Duas décadas, um ano e contando

De alguma forma estranha, sinto que o ano começa aqui. Um pouco depois do calendário decidir que é dia 9 de setembro. Bobagem das bobagens, pouco antes de setembro engrenar me pego pensando em quem sou, quem fui, o que vai ser desta história daqui por diante. Vai tudo pra balança, e quando a confusão não aumenta demais a ponto de confundir todo o resto, dá pra tirar uma meia dúzias de conclusões.
A verdade é que eu sou uma desssas pessoas sortudas, apesar de nem sempre lembrar disso. Não no sentindo Gastão/Tio Patinhas da palavra. Nunca ganhei na loteria, nem costumo encontrar dinheiro pelo chão. Sortuda por esse monte de pequenas coisas que a gente sente falta quando não tem, mas nem liga quando está ali.

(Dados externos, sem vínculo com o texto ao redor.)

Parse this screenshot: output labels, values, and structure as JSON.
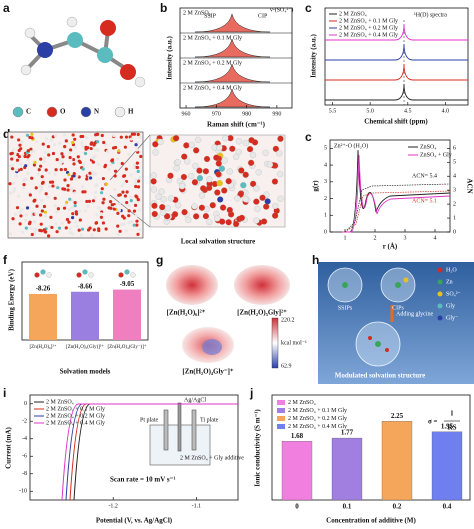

Bons amigos, família legal, trabalho bacana. Um pé de maracujá e uma rede na varanda, mais uma pilha de bons livros no canto do quarto e um mundo cheio de coisas interessantes piscando, esperando só o pé na rua. Soma-se a isso um bocado de momentos memoráveis, desses que fazer a gente rir sozinho enquanto caminha pela rua, e não dá para dizer que a vida não é boa.
O ar cheira a anistia, bem querer. E se eu não tivesse passado a madrugada vomitando a comida que não comi (dica - bolinhos de arroz tem prazo de validade), hoje seria um daqueles dias que raspam a casca da plenitude. E lá vou eu pro chá de boldo, que quem sabe, dá pra salvar a noite. C'est la vie, c'est la vie.